Для укрепления связи между отцом и ребёнком особенно важны ритуалы – повторяющиеся, значимые действия, которые становятся важной частью совместной истории. В нашей семье таким ритуалом стали субботние «мужские завтраки»: раз в неделю мы с сыном встаём раньше всех, готовим вместе необычный завтрак (блины в форме животных, омлет с секретными ингредиентами, фруктовые шашлычки) и едим его, обсуждая «мужские темы» – от устройства автомобильного двигателя до философских вопросов о смысле жизни.

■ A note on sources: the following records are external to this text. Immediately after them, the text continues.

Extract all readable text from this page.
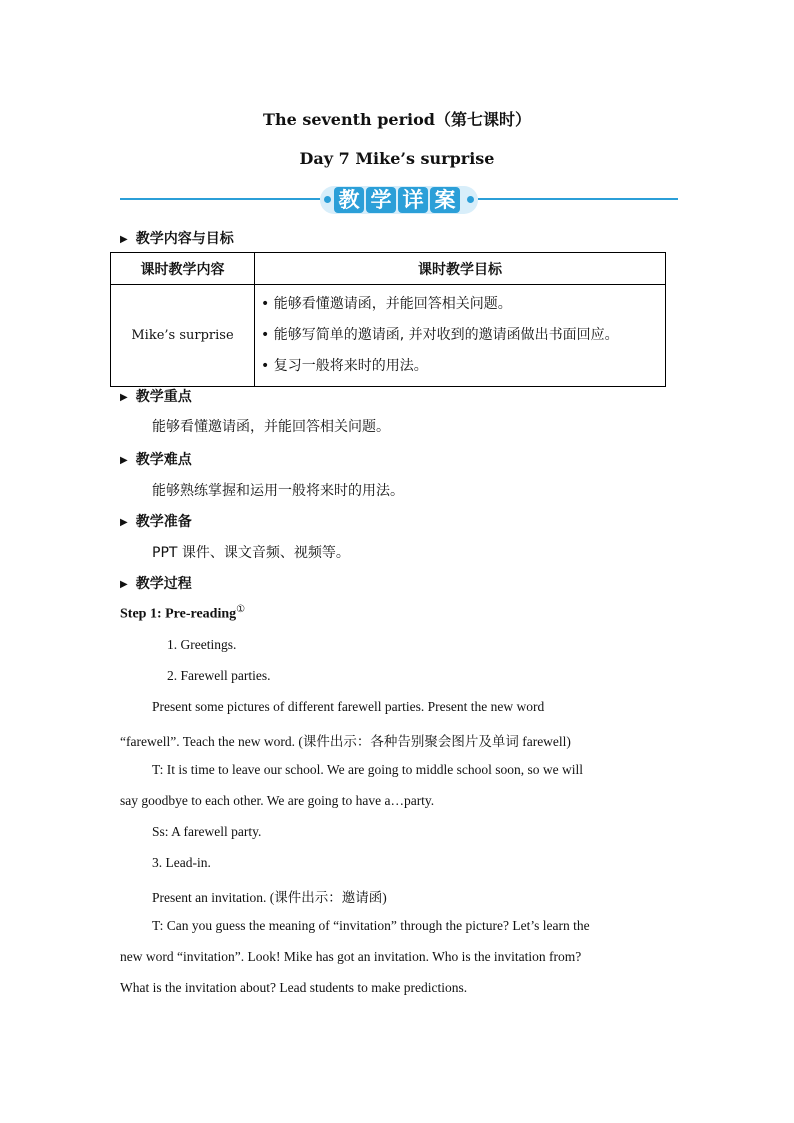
The seventh period（第七课时）
Day 7 Mike’s surprise
教 学 详 案
▶ 教学内容与目标
课时教学内容	课时教学目标
Mike’s surprise	• 能够看懂邀请函，并能回答相关问题。
• 能够写简单的邀请函, 并对收到的邀请函做出书面回应。
• 复习一般将来时的用法。
▶ 教学重点
能够看懂邀请函，并能回答相关问题。
▶ 教学难点
能够熟练掌握和运用一般将来时的用法。
▶ 教学准备
PPT 课件、课文音频、视频等。
▶ 教学过程
Step 1: Pre-reading①
1. Greetings.
2. Farewell parties.
Present some pictures of different farewell parties. Present the new word
“farewell”. Teach the new word. (课件出示：各种告别聚会图片及单词 farewell)
T: It is time to leave our school. We are going to middle school soon, so we will
say goodbye to each other. We are going to have a…party.
Ss: A farewell party.
3. Lead-in.
Present an invitation. (课件出示：邀请函)
T: Can you guess the meaning of “invitation” through the picture? Let’s learn the
new word “invitation”. Look! Mike has got an invitation. Who is the invitation from?
What is the invitation about? Lead students to make predictions.
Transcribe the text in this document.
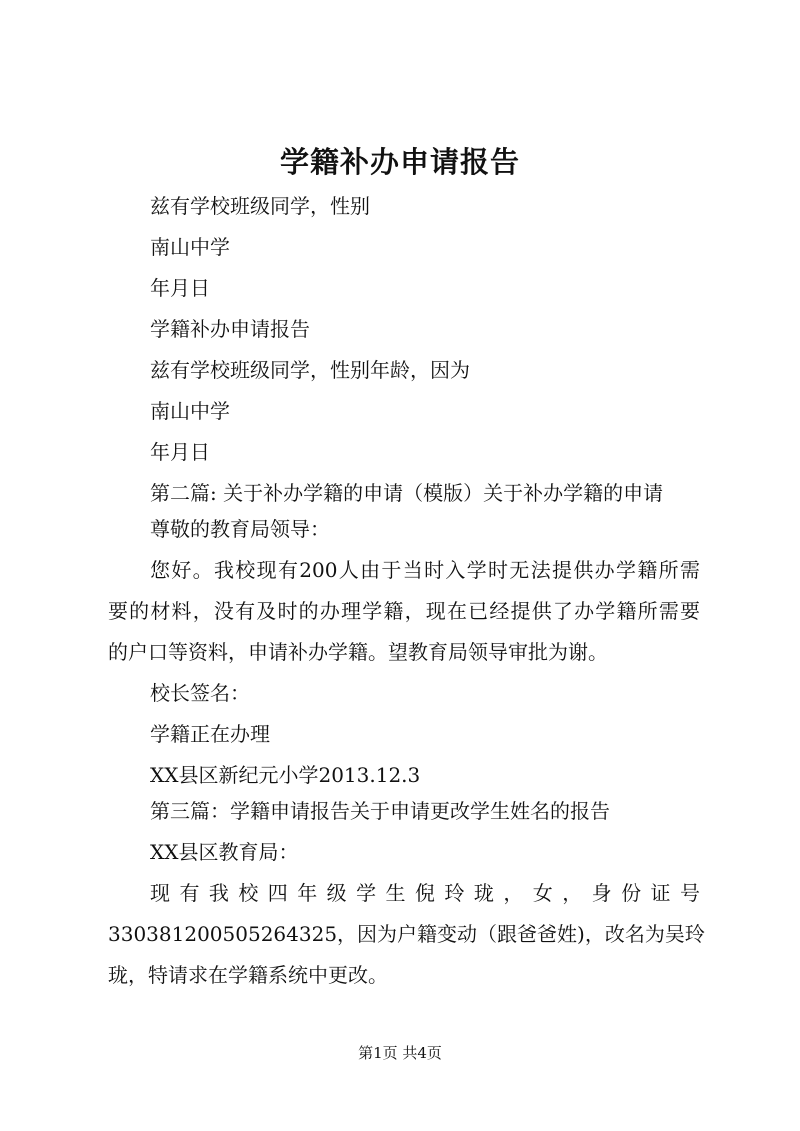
学籍补办申请报告
兹有学校班级同学，性别
南山中学
年月日
学籍补办申请报告
兹有学校班级同学，性别年龄，因为
南山中学
年月日
第二篇: 关于补办学籍的申请（模版）关于补办学籍的申请
尊敬的教育局领导：
您好。我校现有200人由于当时入学时无法提供办学籍所需
要的材料，没有及时的办理学籍，现在已经提供了办学籍所需要
的户口等资料，申请补办学籍。望教育局领导审批为谢。
校长签名：
学籍正在办理
XX县区新纪元小学2013.12.3
第三篇：学籍申请报告关于申请更改学生姓名的报告
XX县区教育局：
现有我校四年级学生倪玲珑，女，身份证号
330381200505264325，因为户籍变动（跟爸爸姓)，改名为吴玲
珑，特请求在学籍系统中更改。
第1页 共4页
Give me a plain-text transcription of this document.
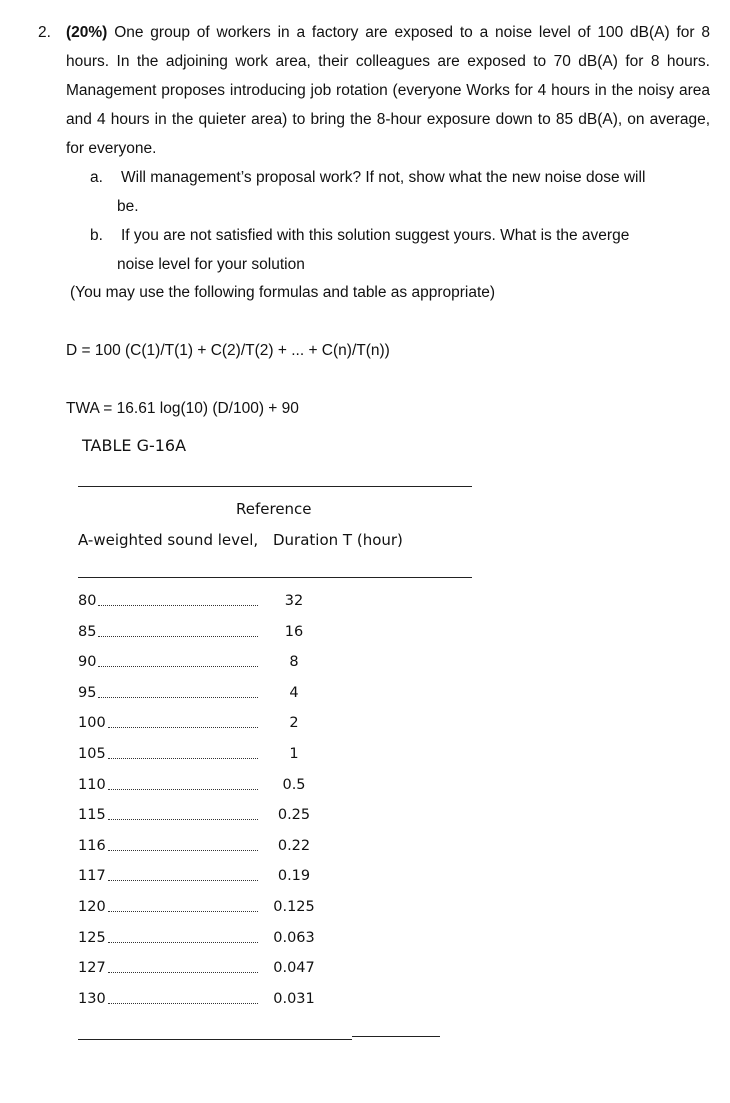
2. (20%) One group of workers in a factory are exposed to a noise level of 100 dB(A) for 8 hours. In the adjoining work area, their colleagues are exposed to 70 dB(A) for 8 hours. Management proposes introducing job rotation (everyone Works for 4 hours in the noisy area and 4 hours in the quieter area) to bring the 8-hour exposure down to 85 dB(A), on average, for everyone.
a. Will management’s proposal work? If not, show what the new noise dose will
be.
b. If you are not satisfied with this solution suggest yours. What is the averge
noise level for your solution
(You may use the following formulas and table as appropriate)
D = 100 (C(1)/T(1) + C(2)/T(2) + ... + C(n)/T(n))
TWA = 16.61 log(10) (D/100) + 90
TABLE G-16A
Reference
A-weighted sound level, Duration T (hour)
80	32
85	16
90	8
95	4
100	2
105	1
110	0.5
115	0.25
116	0.22
117	0.19
120	0.125
125	0.063
127	0.047
130	0.031
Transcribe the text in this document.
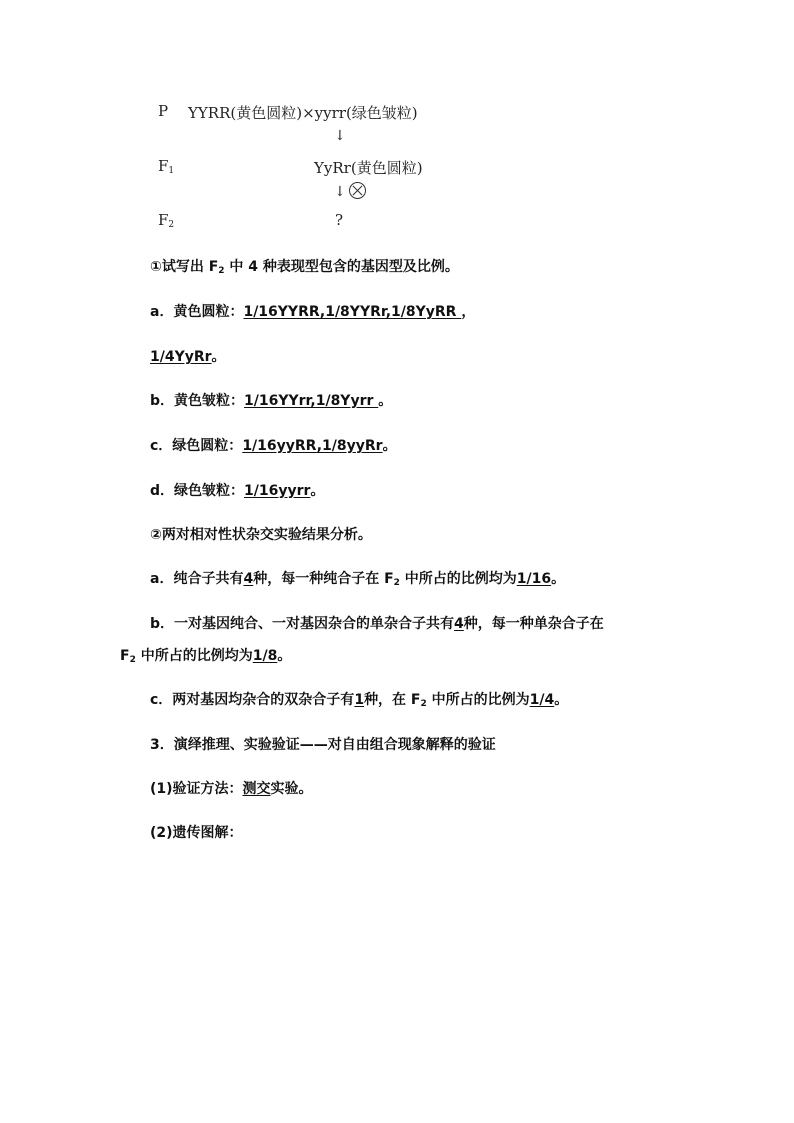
P YYRR(黄色圆粒)×yyrr(绿色皱粒)
↓
$F_1$	YyRr(黄色圆粒)
↓
$F_2$	?
①试写出 $F_2$ 中 4 种表现型包含的基因型及比例。
a．黄色圆粒：1/16YYRR,1/8YYRr,1/8YyRR ，
1/4YyRr。
b．黄色皱粒：1/16YYrr,1/8Yyrr 。
c．绿色圆粒：1/16yyRR,1/8yyRr。
d．绿色皱粒：1/16yyrr。
②两对相对性状杂交实验结果分析。
a．纯合子共有4种，每一种纯合子在 $F_2$ 中所占的比例均为1/16。
b．一对基因纯合、一对基因杂合的单杂合子共有4种，每一种单杂合子在
$F_2$ 中所占的比例均为1/8。
c．两对基因均杂合的双杂合子有1种，在 $F_2$ 中所占的比例为1/4。
3．演绎推理、实验验证——对自由组合现象解释的验证
(1)验证方法：测交实验。
(2)遗传图解：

Этот простой ритуал создаёт пространство для регулярного качественного общения, позволяет сыну почувствовать свою особую связь со мной и даёт нам обоим возможность выделить время друг для друга в потоке повседневных забот. С дочерью у меня есть другой ритуал – ежемесячный «папа-дочь день», когда мы вдвоём выбираемся куда-то по её выбору – от музея до парка аттракционов – и проводим время, сосредоточившись друг на друге.
Такие ритуалы не требуют особых финансовых затрат или сложной организации. Важно лишь, чтобы они были регулярными, значимыми для обоих и создавали пространство для настоящей связи.
Источник внутренней силы
Невозможно стать хорошим отцом, не разобравшись со своим собственным опытом сыновства. Образ нашего отца, сознательно или бессознательно, влияет на то, как мы сами проявляемся в этой роли. Мы либо воспроизводим его модель, либо пытаемся сделать всё наоборот, либо (в идеале) осознанно интегрируем полезные аспекты его подхода, отказываясь от деструктивных.
Работа с образом собственного отца – один из ключевых аспектов осознанного отцовства. Это требует честности с самим собой, готовности встретиться с болезненными воспоминаниями и непростых решений о том, что из отцовского наследия принять, а что оставить в прошлом.
Мой собственный отец был человеком своего времени – родившийся в послевоенные годы, выросший в эпоху «сильных мужчин», он считал своей главной родительской обязанностью материальное обеспечение семьи. Он был трудолюбивым, честным, ответственным человеком, который, однако, почти не выражал эмоций и не умел (или не считал важным) строить глубокие отношения с детьми.
Долгое время я испытывал к нему сложную смесь чувств: благодарность за стабильность и защиту, которую он обеспечивал, и обиду за эмоциональную дистанцию, за все те моменты, когда я нуждался в его внимании, поддержке или просто присутствии, но не получал их.
Работа с этими чувствами стала для меня важной частью становления в роли отца. Я осознал, что мой отец действовал в рамках доступной ему модели родительства, с теми инструментами и представлениями, которые у него были. Он делал лучшее, на что был способен, даже если этого было недостаточно для полноценного удовлетворения моих детских потребностей.
Это осознание позволило мне начать процесс примирения с отцом – не в смысле оправдания всех его действий, а в смысле понимания и принятия его человеческой ограниченности. И, что не менее важно, примирения с той частью себя, которая всё ещё хранила детские обиды и разочарования.
Переломный момент наступил, когда я решился на откровенный разговор с отцом. Мне было за тридцать, ему – за шестьдесят, и это был, возможно, первый настоящий разговор по душам в нашей жизни. Я рассказал ему о своих детских переживаниях, о том, как мне не хватало его эмоционального присутствия, о том, как я стараюсь строить свои отношения с собственными детьми иначе.